Investigadores internacionales lideran los grupos. El proceso, de una semana, se realiza en Uninorte.

“Todos los seres humanos llevamos un científico por dentro cuando nos hacemos preguntas de nuestro entorno”, comentaba ayer Daniel Cruz, investigador del Instituto Max-Planck-Gesellschaftk, de Boston, ante a un grupo de 20 jóvenes integrantes del club de ciencia llamado ‘Leyendo el Universo a través de la energía’.

Mientras Cruz hablaba, en otros laboratorios también se reunían grupos en torno a otros temas, en un proyecto que busca acercar la ciencia a más de estudiantes de 100 Barranquilla y el Atlántico.

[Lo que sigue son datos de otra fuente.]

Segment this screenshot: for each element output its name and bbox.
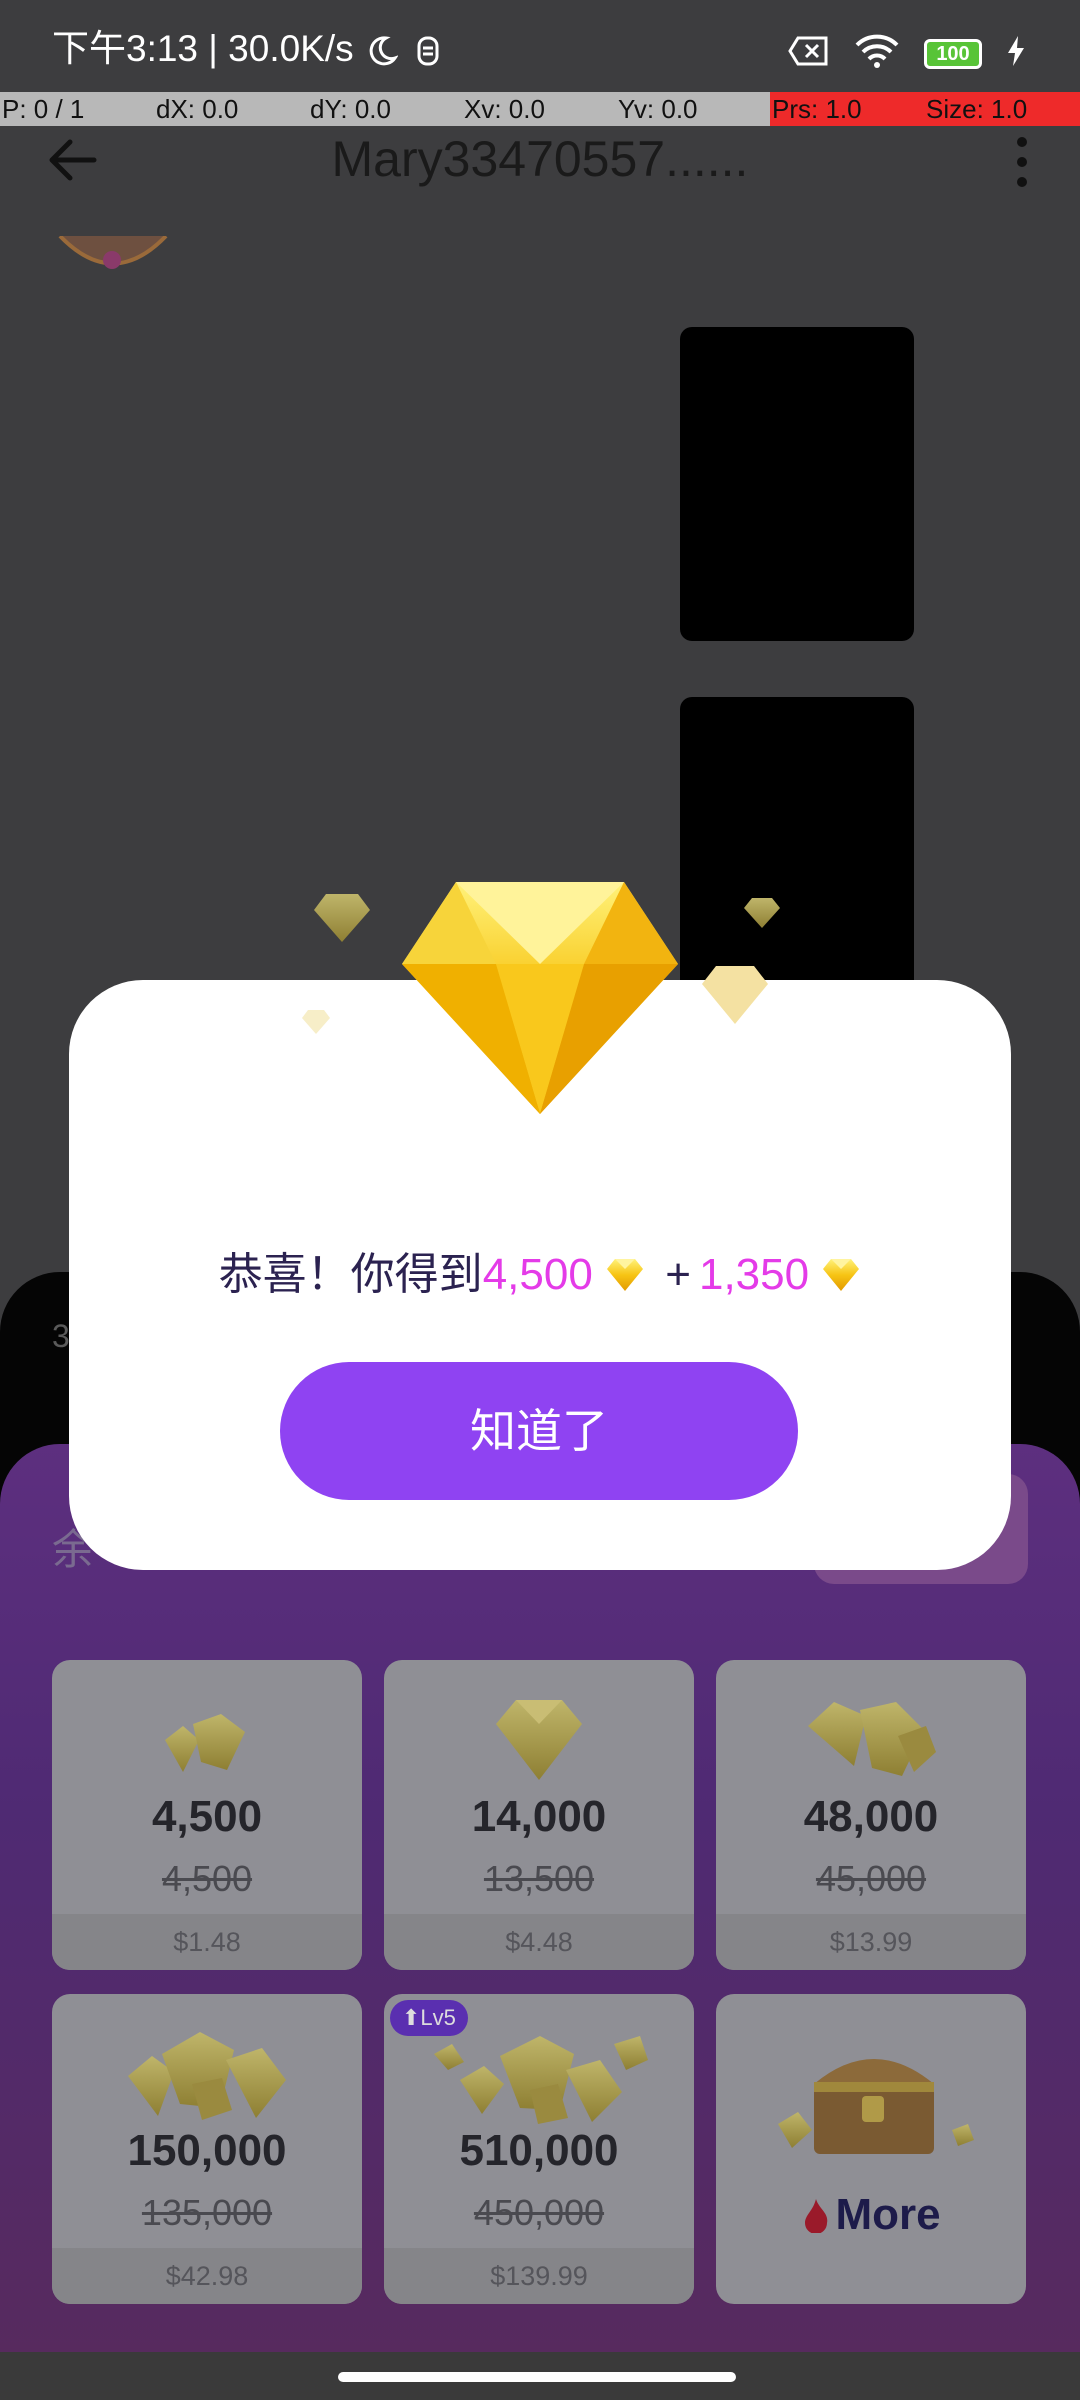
reward-amount-2: 1,350: [698, 1250, 810, 1299]
treasure-chest-icon: [762, 2034, 982, 2169]
sparkle-gem: [700, 964, 770, 1026]
sparkle-gem: [312, 892, 372, 944]
got-it-button[interactable]: 知道了: [280, 1362, 798, 1500]
home-gesture-handle[interactable]: [338, 2372, 736, 2382]
status-time-speed: 下午3:13 | 30.0K/s: [52, 30, 442, 68]
avatar[interactable]: [58, 236, 168, 272]
package-original: 135,000: [141, 2192, 273, 2233]
status-bar: 下午3:13 | 30.0K/s 100: [0, 0, 1080, 92]
notification-icon: [414, 34, 442, 68]
charging-icon: [1006, 35, 1026, 72]
package-price: $13.99: [716, 1914, 1026, 1970]
package-price: $1.48: [52, 1914, 362, 1970]
diamond-icon: [804, 1696, 940, 1787]
coin-package[interactable]: 48,000 45,000 $13.99: [716, 1660, 1026, 1970]
sparkle-gem: [300, 1008, 332, 1036]
pointer-field: Yv: 0.0: [616, 92, 770, 126]
more-label: More: [716, 2190, 1026, 2240]
package-amount: 4,500: [151, 1792, 263, 1841]
package-original: 13,500: [483, 1858, 595, 1899]
pointer-field: P: 0 / 1: [0, 92, 154, 126]
diamond-icon: [430, 2030, 650, 2131]
package-original: 4,500: [161, 1858, 253, 1899]
wifi-icon: [854, 34, 900, 73]
pointer-location-overlay: P: 0 / 1 dX: 0.0 dY: 0.0 Xv: 0.0 Yv: 0.0…: [0, 92, 1080, 126]
pointer-field: Xv: 0.0: [462, 92, 616, 126]
sheet-peek-text: 3: [52, 1318, 70, 1354]
pointer-field: Size: 1.0: [924, 92, 1080, 126]
coin-package[interactable]: 4,500 4,500 $1.48: [52, 1660, 362, 1970]
battery-icon: 100: [924, 38, 982, 69]
sim-x-icon: [788, 35, 830, 72]
pointer-field: dX: 0.0: [154, 92, 308, 126]
package-amount: 48,000: [803, 1792, 939, 1841]
pointer-field: dY: 0.0: [308, 92, 462, 126]
video-message[interactable]: [680, 327, 914, 641]
sparkle-gem: [742, 896, 782, 930]
package-original: 450,000: [473, 2192, 605, 2233]
diamond-icon: [823, 1259, 860, 1291]
chat-header: Mary33470557......: [0, 126, 1080, 236]
flame-icon: [805, 2199, 828, 2234]
diamond-icon: [122, 2024, 292, 2129]
package-price: $42.98: [52, 2248, 362, 2304]
diamond-icon: [607, 1259, 644, 1291]
package-price: $139.99: [384, 2248, 694, 2304]
more-packages-button[interactable]: More: [716, 1994, 1026, 2304]
package-price: $4.48: [384, 1914, 694, 1970]
status-icons: 100: [788, 34, 1026, 73]
pointer-field: Prs: 1.0: [770, 92, 924, 126]
package-amount: 150,000: [127, 2126, 287, 2175]
diamond-icon: [157, 1710, 257, 1785]
package-amount: 510,000: [459, 2126, 619, 2175]
reward-message: 恭喜！你得到4,500 +1,350: [69, 1238, 1011, 1302]
more-vert-icon[interactable]: [1010, 132, 1034, 192]
package-original: 45,000: [815, 1858, 927, 1899]
coin-package[interactable]: 150,000 135,000 $42.98: [52, 1994, 362, 2304]
diamond-icon: [396, 860, 684, 1116]
package-amount: 14,000: [471, 1792, 607, 1841]
moon-icon: [364, 34, 399, 68]
coin-package[interactable]: 14,000 13,500 $4.48: [384, 1660, 694, 1970]
coin-package[interactable]: ⬆Lv5 510,000 450,000 $139.99: [384, 1994, 694, 2304]
recharge-sheet: 余 4,500 4,500 $1.48 14,000 13,500 $4.48 …: [0, 1444, 1080, 2360]
reward-amount-1: 4,500: [482, 1250, 593, 1299]
diamond-icon: [492, 1696, 586, 1787]
chat-title: Mary33470557......: [331, 131, 749, 187]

El proceso hace parte de Clubes de Ciencia Colombia (CdeC-Col), un programa educativo que busca despertar en jóvenes colombianos su pasión por la ciencia y la tecnología. Además, el objetivo  apunta a crear una red internacional de colaboración académica que beneficie del desarrollo social y económico del país. A esta iniciativa se vinculó Barranquilla, a través de la Universidad del Norte, con el apoyo de la Gobernación del Atlántico y la participación de varios colegios públicos y privados.

De regreso a los clubes, Daniel Cruz, quien es experto en energías y síntesis de nuevos materiales, empezó el trabajo con su grupo hablando del lugar de la Tierra en el Universo, cómo se mueve el Sistema Solar e incentivando las preguntas en los estudiantes a partir del conocimiento existente.

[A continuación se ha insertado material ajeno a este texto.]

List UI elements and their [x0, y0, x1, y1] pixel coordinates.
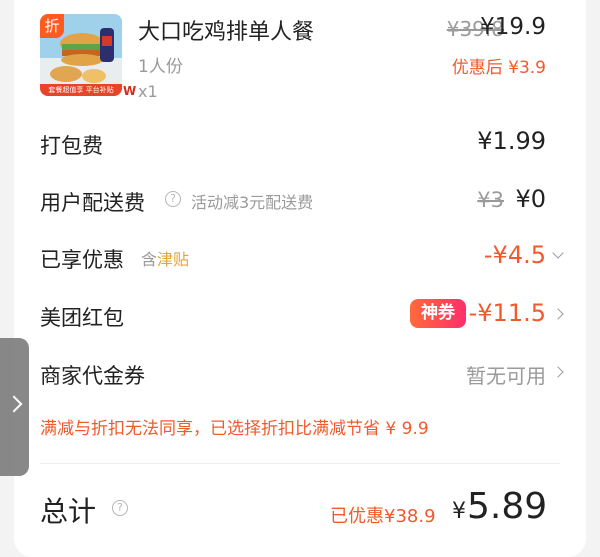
product-current-price: ¥19.9	[480, 14, 546, 40]
discount-label: 已享优惠	[40, 248, 124, 272]
delivery-original-fee: ¥3	[477, 188, 504, 212]
super-coupon-badge: 神券	[410, 299, 466, 328]
discount-note: 含津贴	[141, 246, 189, 270]
merchant-coupon-value[interactable]: 暂无可用	[466, 360, 546, 389]
total-amount: 5.89	[467, 486, 548, 527]
discount-note-prefix: 含	[141, 250, 158, 269]
product-name[interactable]: 大口吃鸡排单人餐	[138, 14, 314, 46]
total-currency: ¥	[452, 499, 466, 524]
divider	[40, 463, 560, 464]
merchant-coupon-label: 商家代金券	[40, 364, 145, 388]
red-packet-value[interactable]: -¥11.5	[469, 299, 546, 327]
discount-tag: 折	[40, 14, 64, 38]
jintie-link[interactable]: 津贴	[157, 250, 189, 269]
delivery-info-icon[interactable]: ?	[165, 191, 181, 207]
packaging-fee-label: 打包费	[40, 134, 103, 158]
product-image[interactable]: 折 套餐超值享 平台补贴	[40, 14, 122, 96]
red-packet-label: 美团红包	[40, 306, 124, 330]
discount-value[interactable]: -¥4.5	[484, 241, 546, 269]
packaging-fee-value: ¥1.99	[477, 127, 546, 155]
product-after-discount-price: 优惠后 ¥3.9	[451, 58, 546, 78]
image-brand-mark: W	[123, 84, 137, 98]
delivery-fee-label: 用户配送费	[40, 191, 145, 215]
delivery-fee-value: ¥0	[515, 185, 546, 213]
total-saved: 已优惠¥38.9	[330, 506, 436, 527]
discount-conflict-notice: 满减与折扣无法同享，已选择折扣比满减节省 ¥ 9.9	[40, 419, 429, 439]
delivery-fee-note: 活动减3元配送费	[191, 193, 314, 212]
image-banner-text: 套餐超值享 平台补贴	[40, 84, 122, 96]
total-label: 总计	[40, 495, 97, 528]
product-spec: 1人份	[138, 57, 183, 77]
total-info-icon[interactable]: ?	[112, 500, 128, 516]
product-quantity: x1	[138, 82, 158, 101]
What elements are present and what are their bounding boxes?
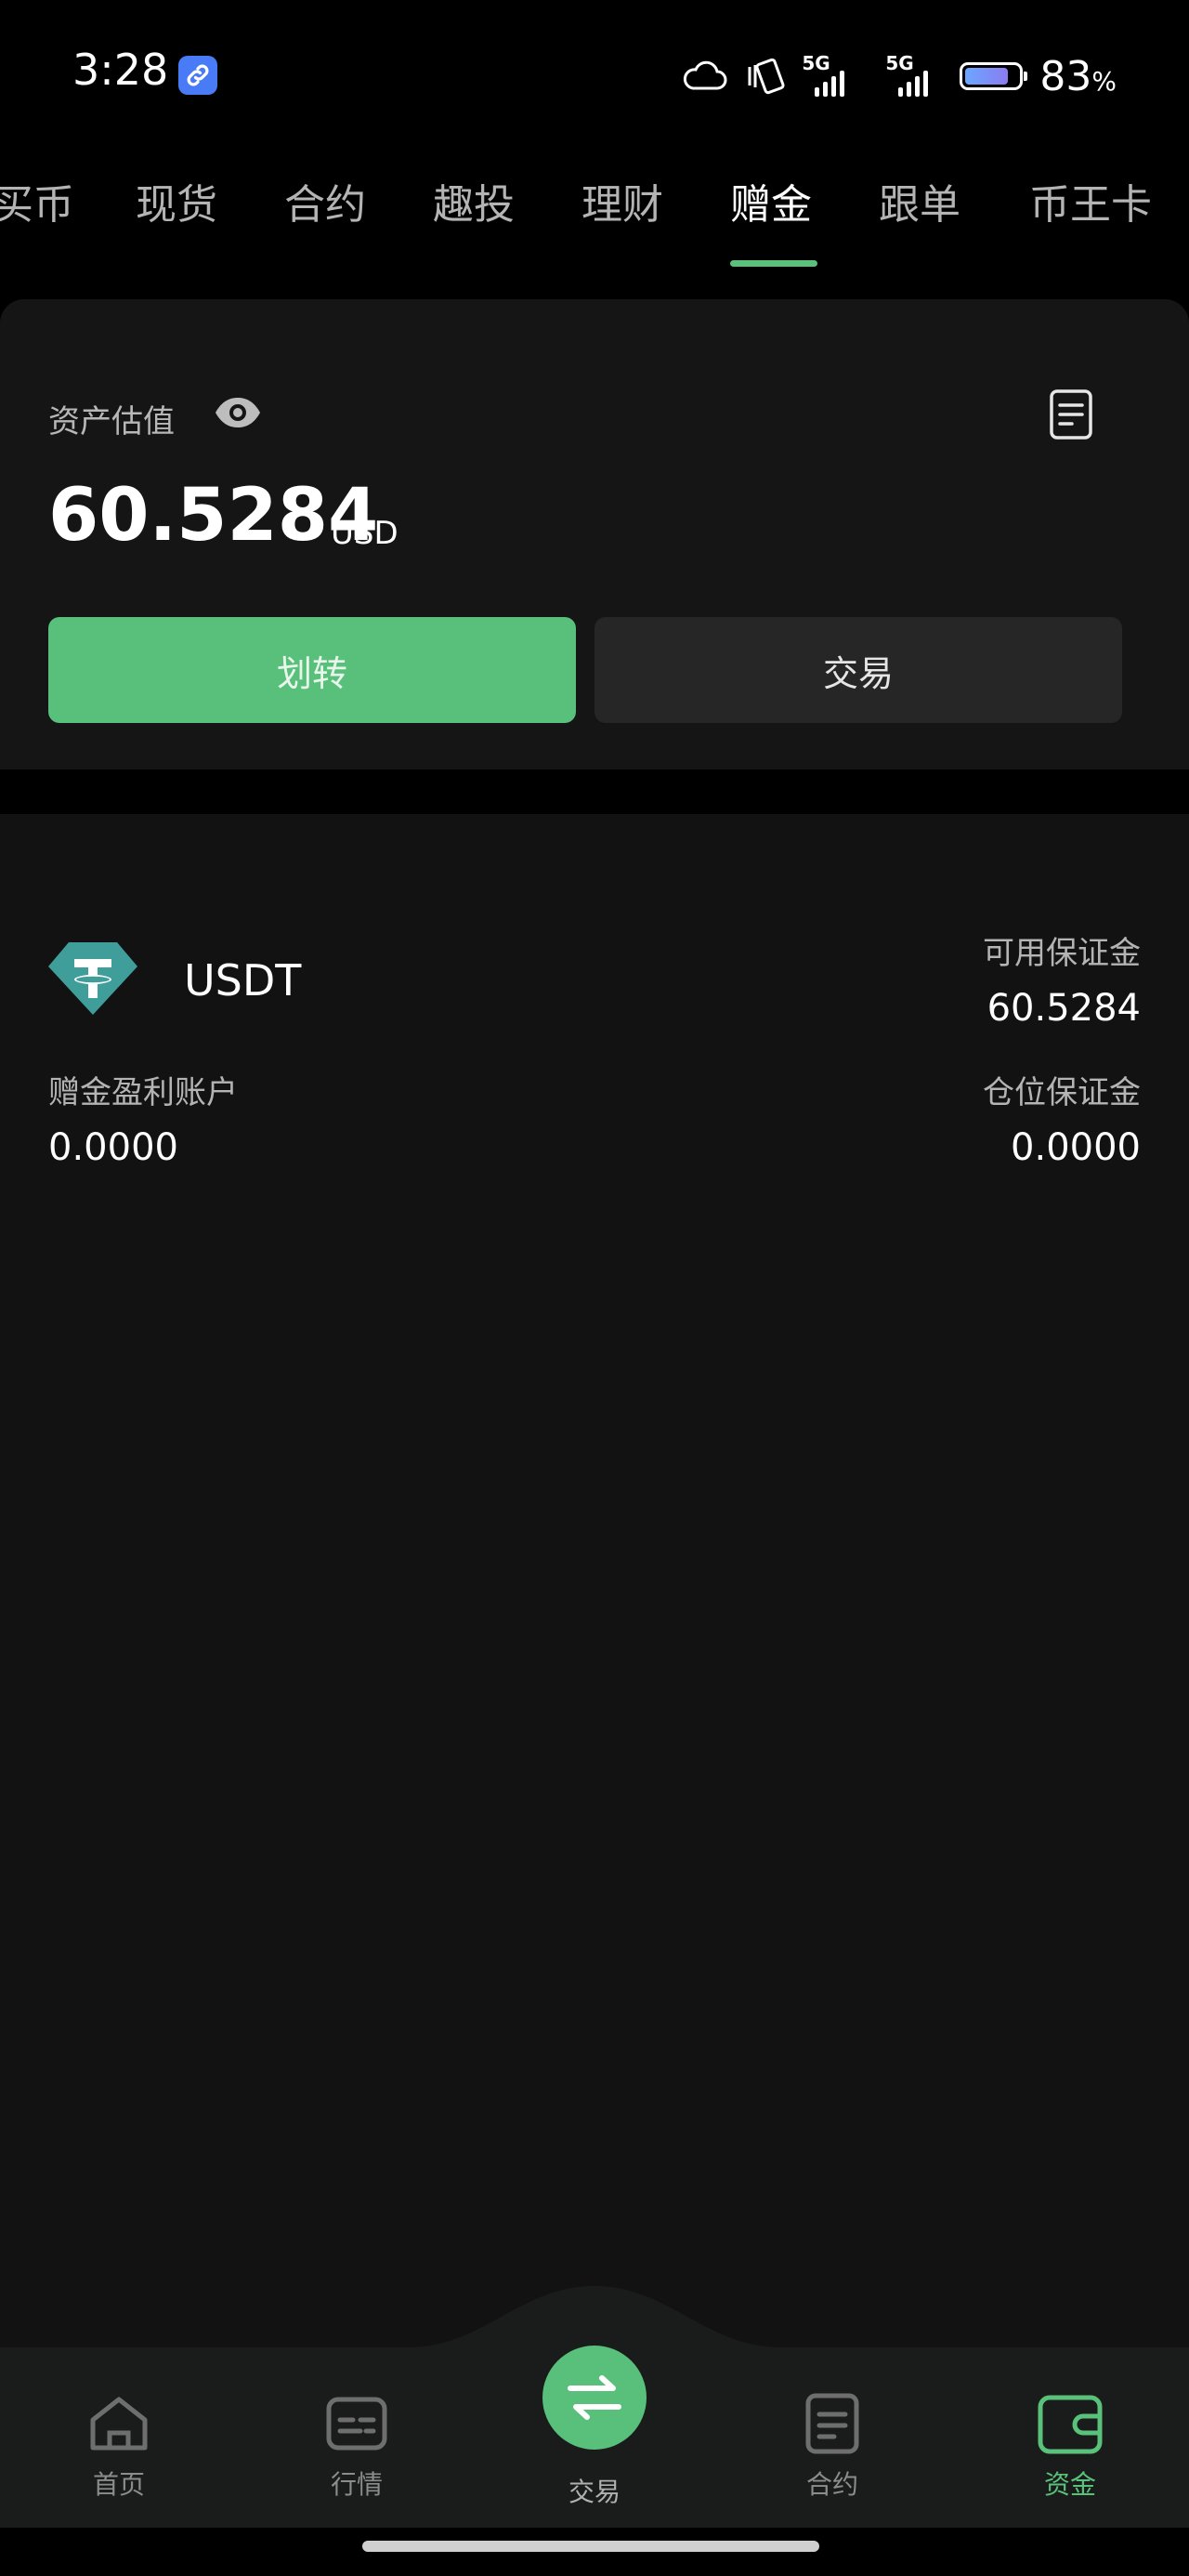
status-bar: 3:28 5G 5G 83% (0, 0, 1189, 149)
available-margin-value: 60.5284 (986, 987, 1141, 1030)
home-icon (90, 2397, 148, 2451)
coin-name: USDT (184, 955, 302, 1005)
tab-futures[interactable]: 合约 (284, 171, 366, 230)
wallet-icon (1038, 2395, 1103, 2454)
status-indicators: 5G 5G 83% (681, 48, 1117, 104)
futures-icon (805, 2393, 859, 2454)
home-indicator[interactable] (362, 2541, 819, 2552)
tab-fun-invest[interactable]: 趣投 (433, 171, 515, 230)
tab-buy-crypto[interactable]: 买币 (0, 171, 74, 230)
nav-home-label: 首页 (92, 2469, 145, 2500)
battery-percent: 83% (1039, 52, 1117, 100)
signal-2-label: 5G (885, 52, 914, 74)
nav-assets[interactable]: 资金 (996, 2390, 1144, 2502)
link-icon (178, 56, 217, 95)
battery-fill (965, 68, 1009, 85)
signal-1-label: 5G (802, 52, 830, 74)
tab-copy-trade[interactable]: 跟单 (879, 171, 960, 230)
nav-assets-label: 资金 (1043, 2469, 1096, 2500)
tab-spot[interactable]: 现货 (136, 171, 217, 230)
nav-market[interactable]: 行情 (282, 2390, 431, 2502)
trade-button[interactable]: 交易 (594, 617, 1122, 723)
product-tabs: 买币 现货 合约 趣投 理财 赠金 跟单 币王卡 (0, 149, 1189, 269)
signal-2: 5G (878, 52, 943, 97)
swap-icon (568, 2375, 621, 2420)
nav-market-label: 行情 (330, 2469, 383, 2500)
tab-earn[interactable]: 理财 (581, 171, 663, 230)
asset-value: 60.5284 (48, 474, 379, 558)
signal-1: 5G (802, 52, 861, 97)
cloud-icon (684, 60, 727, 90)
tab-coin-king-card[interactable]: 币王卡 (1029, 171, 1152, 230)
bonus-profit-label: 赠金盈利账户 (48, 1074, 238, 1111)
available-margin-label: 可用保证金 (983, 935, 1141, 972)
position-margin-label: 仓位保证金 (983, 1074, 1141, 1111)
nav-home[interactable]: 首页 (45, 2390, 193, 2502)
nav-futures[interactable]: 合约 (758, 2390, 907, 2502)
vibrate-icon (748, 58, 785, 95)
transfer-button[interactable]: 划转 (48, 617, 576, 723)
nav-futures-label: 合约 (805, 2469, 858, 2500)
status-time: 3:28 (72, 45, 169, 95)
nav-trade-label: 交易 (568, 2477, 621, 2507)
eye-icon[interactable] (214, 394, 262, 431)
asset-unit: USD (331, 515, 399, 552)
usdt-icon (48, 942, 137, 1015)
active-tab-indicator (730, 260, 817, 267)
record-icon[interactable] (1048, 388, 1094, 440)
bonus-account-list: USDT 可用保证金 60.5284 赠金盈利账户 0.0000 仓位保证金 0… (0, 814, 1189, 2347)
tab-bonus[interactable]: 赠金 (730, 171, 812, 230)
battery-icon (960, 62, 1028, 90)
nav-trade-button[interactable] (542, 2346, 647, 2450)
market-icon (326, 2397, 387, 2451)
asset-label: 资产估值 (48, 403, 175, 440)
position-margin-value: 0.0000 (1011, 1126, 1141, 1169)
asset-card: 资产估值 60.5284 USD 划转 交易 (0, 299, 1189, 769)
bonus-profit-value: 0.0000 (48, 1126, 178, 1169)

“La idea es que se pregunten cuáles son las problemáticas de energía que hay en su entorno; por qué las energías renovables son más viables que las no renovables, entre otros puntos”, señala Cruz, quien agrega que los estudiantes en el proceso crearán celdas solares con materiales comunes.

“Haremos una celda solar con jugo de mora porque es algo curioso, para derribar el imaginario de que este tipo de tecnologías son muy complicadas y sofisticadas”.

Proyecto ‘IDEAS’

El nombre completo de este club es ‘Interacción para el desarrollo de sistemas aeronáuticos y aeroespaciales’  –Ideas–. En la primera jornada, el grupo estuvo atento a las indicaciones de Jaime Chaquea, director técnico de la U. RWTH Aachen, quien relató cómo se formaron los conocimientos antiguos sobre la astronomía, antes de hablar de aeronáutica.

“Debemos recordar que el conocimiento que vamos a compartir es la herencia de miles de años de experiencia en la historia del ser humano”, comentó, mientras mostraba a los jóvenes curiosos astrolabios, sextantes, un reloj de arena, entre otras réplicas de objetos antiguos que fueron usados para estudiar el cielo. Para Chaquea, a partir de ese recorrido por la historia, los estudiantes se adentraban en las bases de la aeronáutica y lo aeroespacial.

Una de las estudiantes de este club fue María Camila Celedón, de la Institución Educativa Betania Norte, quien expresó públicamente que estos temas la fascinaron siempre. “Vi muchos documentales que me despertaron la incógnita  sobre los temas del espacio y acá tengo la oportunidad de sacar esa científica interna que tengo dentro”.

Mauricio Pardo, director del Departamento de Ingeniería Eléctrica y Electrónica  de Uninorte, comenta que en el transcurso de la semana el club desarrollará lanzamientos de cohetes.

Además de las temáticas anteriores se están realizando otros tres clubes: uno sobre física y computadoras, otro que se titula ‘Separando mezclas y sus aplicaciones industriales’, y por último, el que aborda el proceso de creación de videojuegos. Los estudiantes presentarán los resultados de cada proceso este sábado.